Users can ask it a question, and refine that question with follow up questions.

Users can even refine the results, like using the 'Focus' feature to only return results from particular parts of the internet.

Perplexity is the "answer engine" the internet is keen to have, especially during the generative AI trend kickstarted by OpenAI, following the introduction of ChatGPT.

The one-year-old product is said to have been downloaded more than 2 million times, and is responding to more than 1 million queries per day from users using its website and mobile apps.

As for its business model, Perplexity offers a Pro subscription, where paying users can enjoy 'Unlimited Pro Search', which is ideal for longer answers to complex questions, 'Unlimited File Uploads' where users can upload files without limits, and 'Upgraded AI Models' where users can use Perplexity using AI models like Claude 3.

Perplexity AI

At first glance, results returned by Perplexity is like any other generative AI-powered chatbots with internet access.

For starter, referencing sources for users to navigate to, and more ways to interact with the bot, Perplexity looks pretty similar to Microsoft's Copilot. And by returning answers by scouting relevancy through ranking signals as indicators, Perplexity is also similar to Google's Gemini, and also Google Search.

Srinivas however, maintains that Perplexity does not copy Google’s results.

While it does access data about Bing’s and Google’s ranking signals through automated systems known as APIs, Perplexity uses its own search engine bots to crawl and index websites, meaning that it scouts the web on its own.

"We do not have to challenge Google’s search market share in order to succeed," said Srinivas. "In fact, that’s precisely why I think we have a winning shot: We are operating in a new segment of AI assistants, chatbots, and answer bots where new businesses and products will continue to be created."

The overlap in Perplexity’s and Google’s results could be due to both services examining the same set of web pages, as many results on Bing are also similar to those on Google.

While Perplexity is showing itself, and the world, that it's more than capable, its use of Google’s ranking data could undermine its claims about the strength of its technology.

Using Google’s search ranking results also mean that Perplexity needs to follow Google's rules, and that it can never be totally dependent.
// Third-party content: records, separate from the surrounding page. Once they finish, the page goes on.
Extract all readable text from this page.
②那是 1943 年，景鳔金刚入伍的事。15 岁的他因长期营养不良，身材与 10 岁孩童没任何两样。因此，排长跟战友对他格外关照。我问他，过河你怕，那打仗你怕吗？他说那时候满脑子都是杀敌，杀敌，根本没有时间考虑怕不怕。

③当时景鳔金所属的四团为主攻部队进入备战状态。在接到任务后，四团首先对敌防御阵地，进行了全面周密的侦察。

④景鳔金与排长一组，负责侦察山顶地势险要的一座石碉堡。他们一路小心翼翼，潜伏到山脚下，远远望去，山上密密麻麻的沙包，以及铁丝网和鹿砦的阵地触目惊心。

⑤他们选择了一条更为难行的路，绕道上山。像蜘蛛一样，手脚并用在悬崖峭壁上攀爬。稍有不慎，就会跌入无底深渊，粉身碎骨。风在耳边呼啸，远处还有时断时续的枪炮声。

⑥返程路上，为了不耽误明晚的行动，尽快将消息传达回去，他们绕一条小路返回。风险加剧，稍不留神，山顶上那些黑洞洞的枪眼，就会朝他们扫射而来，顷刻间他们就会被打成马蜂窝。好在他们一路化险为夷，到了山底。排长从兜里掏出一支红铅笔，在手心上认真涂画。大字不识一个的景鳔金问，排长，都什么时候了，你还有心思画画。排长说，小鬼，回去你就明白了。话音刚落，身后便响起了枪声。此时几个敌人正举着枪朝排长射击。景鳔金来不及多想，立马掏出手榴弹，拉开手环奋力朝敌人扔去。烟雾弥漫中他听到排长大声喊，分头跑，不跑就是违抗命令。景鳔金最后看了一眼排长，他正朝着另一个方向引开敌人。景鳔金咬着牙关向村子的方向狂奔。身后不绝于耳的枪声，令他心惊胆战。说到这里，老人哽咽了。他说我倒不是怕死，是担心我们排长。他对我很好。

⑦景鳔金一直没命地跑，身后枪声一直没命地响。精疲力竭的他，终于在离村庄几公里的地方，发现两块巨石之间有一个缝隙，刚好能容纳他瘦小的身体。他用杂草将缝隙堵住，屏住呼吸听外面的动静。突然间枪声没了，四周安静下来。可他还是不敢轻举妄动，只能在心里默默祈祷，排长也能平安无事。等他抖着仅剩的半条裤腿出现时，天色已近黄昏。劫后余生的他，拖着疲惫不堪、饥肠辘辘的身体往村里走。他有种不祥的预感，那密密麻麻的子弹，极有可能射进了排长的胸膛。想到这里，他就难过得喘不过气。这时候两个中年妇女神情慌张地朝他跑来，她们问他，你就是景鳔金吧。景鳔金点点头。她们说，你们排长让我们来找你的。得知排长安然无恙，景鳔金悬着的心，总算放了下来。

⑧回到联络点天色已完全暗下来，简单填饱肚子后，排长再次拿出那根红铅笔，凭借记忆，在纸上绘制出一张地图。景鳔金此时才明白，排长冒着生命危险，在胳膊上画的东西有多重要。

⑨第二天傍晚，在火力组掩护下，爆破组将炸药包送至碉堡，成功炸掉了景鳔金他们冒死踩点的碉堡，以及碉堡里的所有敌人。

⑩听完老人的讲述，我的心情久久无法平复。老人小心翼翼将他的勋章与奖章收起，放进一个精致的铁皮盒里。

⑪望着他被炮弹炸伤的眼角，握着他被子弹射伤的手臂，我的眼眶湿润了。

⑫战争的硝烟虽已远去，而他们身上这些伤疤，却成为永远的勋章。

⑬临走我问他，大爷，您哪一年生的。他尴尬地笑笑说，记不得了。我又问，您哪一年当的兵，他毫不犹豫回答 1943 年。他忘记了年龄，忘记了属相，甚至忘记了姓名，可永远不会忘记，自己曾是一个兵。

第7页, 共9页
What's more, Perplexity could as well violate the company's terms of service, even when the courts have ruled that web scraping is legal.

And also, one of its technology providers, OpenAI, also prepares to launch its own consumer search engine, and this could translate to more competition.

Aravind Srinivas.
Aravind Srinivas.

Ultimately, which tool to choose comes down to past experience, and the expected experience.
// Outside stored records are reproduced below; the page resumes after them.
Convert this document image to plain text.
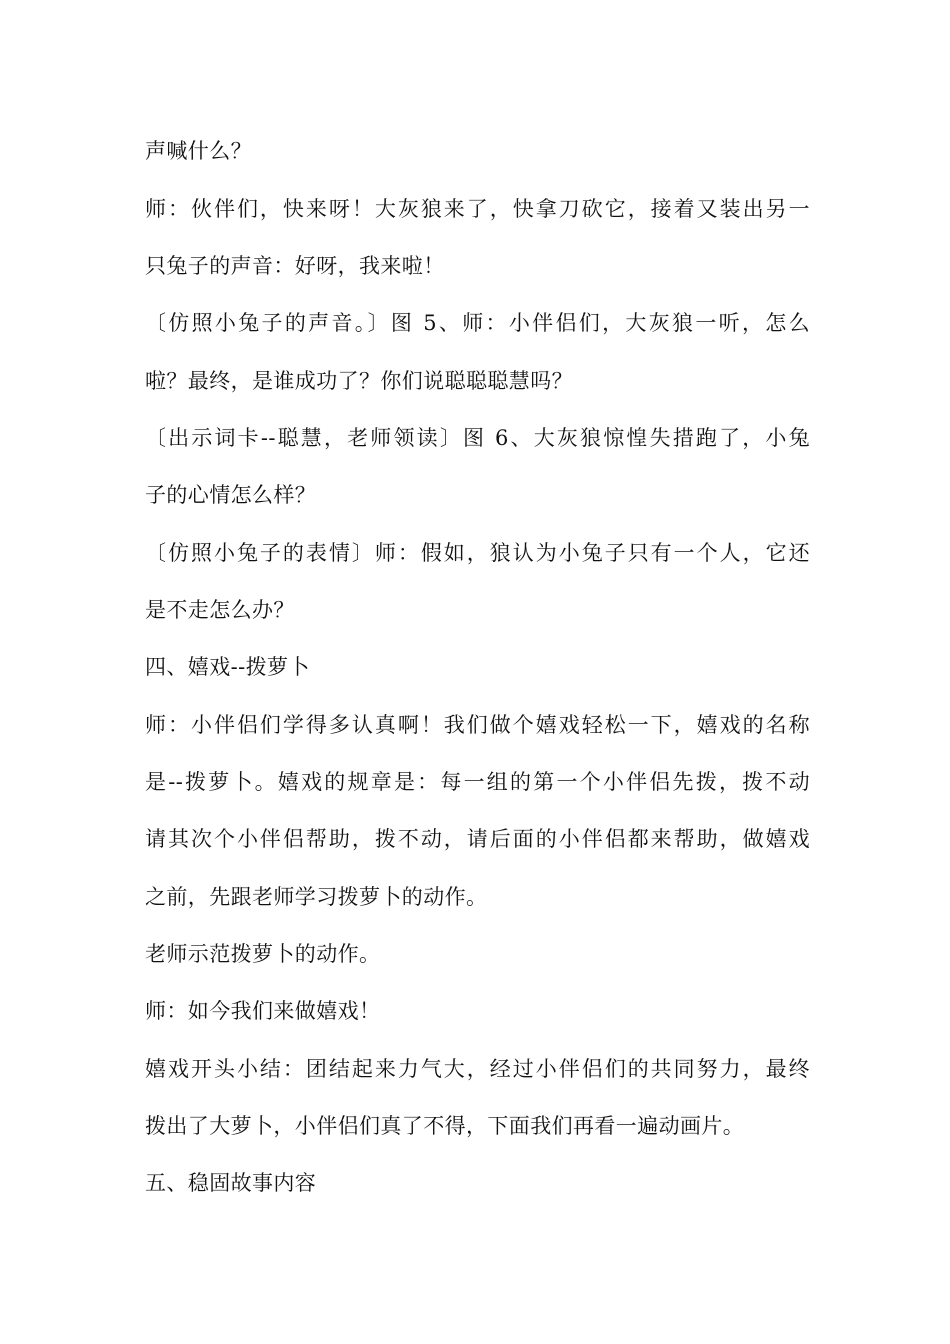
声喊什么？
师：伙伴们，快来呀！大灰狼来了，快拿刀砍它，接着又装出另一
只兔子的声音：好呀，我来啦！
〔仿照小兔子的声音。〕图 5、师：小伴侣们，大灰狼一听，怎么
啦？最终，是谁成功了？你们说聪聪聪慧吗？
〔出示词卡--聪慧，老师领读〕图 6、大灰狼惊惶失措跑了，小兔
子的心情怎么样？
〔仿照小兔子的表情〕师：假如，狼认为小兔子只有一个人，它还
是不走怎么办？
四、嬉戏--拨萝卜
师：小伴侣们学得多认真啊！我们做个嬉戏轻松一下，嬉戏的名称
是--拨萝卜。嬉戏的规章是：每一组的第一个小伴侣先拨，拨不动
请其次个小伴侣帮助，拨不动，请后面的小伴侣都来帮助，做嬉戏
之前，先跟老师学习拨萝卜的动作。
老师示范拨萝卜的动作。
师：如今我们来做嬉戏！
嬉戏开头小结：团结起来力气大，经过小伴侣们的共同努力，最终
拨出了大萝卜，小伴侣们真了不得，下面我们再看一遍动画片。
五、稳固故事内容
Users who are happy with Google, will continue using Google Search and Gemini, and as long as they're happy with the products, they won't likely to shift. And not to mention, Google also has the 'Search Generative Experience' experiment, which combines both AI and search into one product.

The same goes to those who love Microsoft, will continue using Bing and its Copilot, as long as the products satisfy them.

But overall, Perplexity AI can be a powerful rival because it does introduce something new to the table.

It’s important to note that Perplexity is best as a research tool to find answers, facts, and information, rather than to generate text.

As the AI search landscape continues to evolve, the AI industry is becoming so lucrative that it becomes so alluring for the many companies, new and old, to try their chances.

The revelations about Perplexity’s use of Google’s data raise questions about the unknowns surrounding some of the world’s most valuable new AI services and the potential legal and reputational risks AI developers face.

At this time, Perplexity has become the default search engine option in the Arc browser.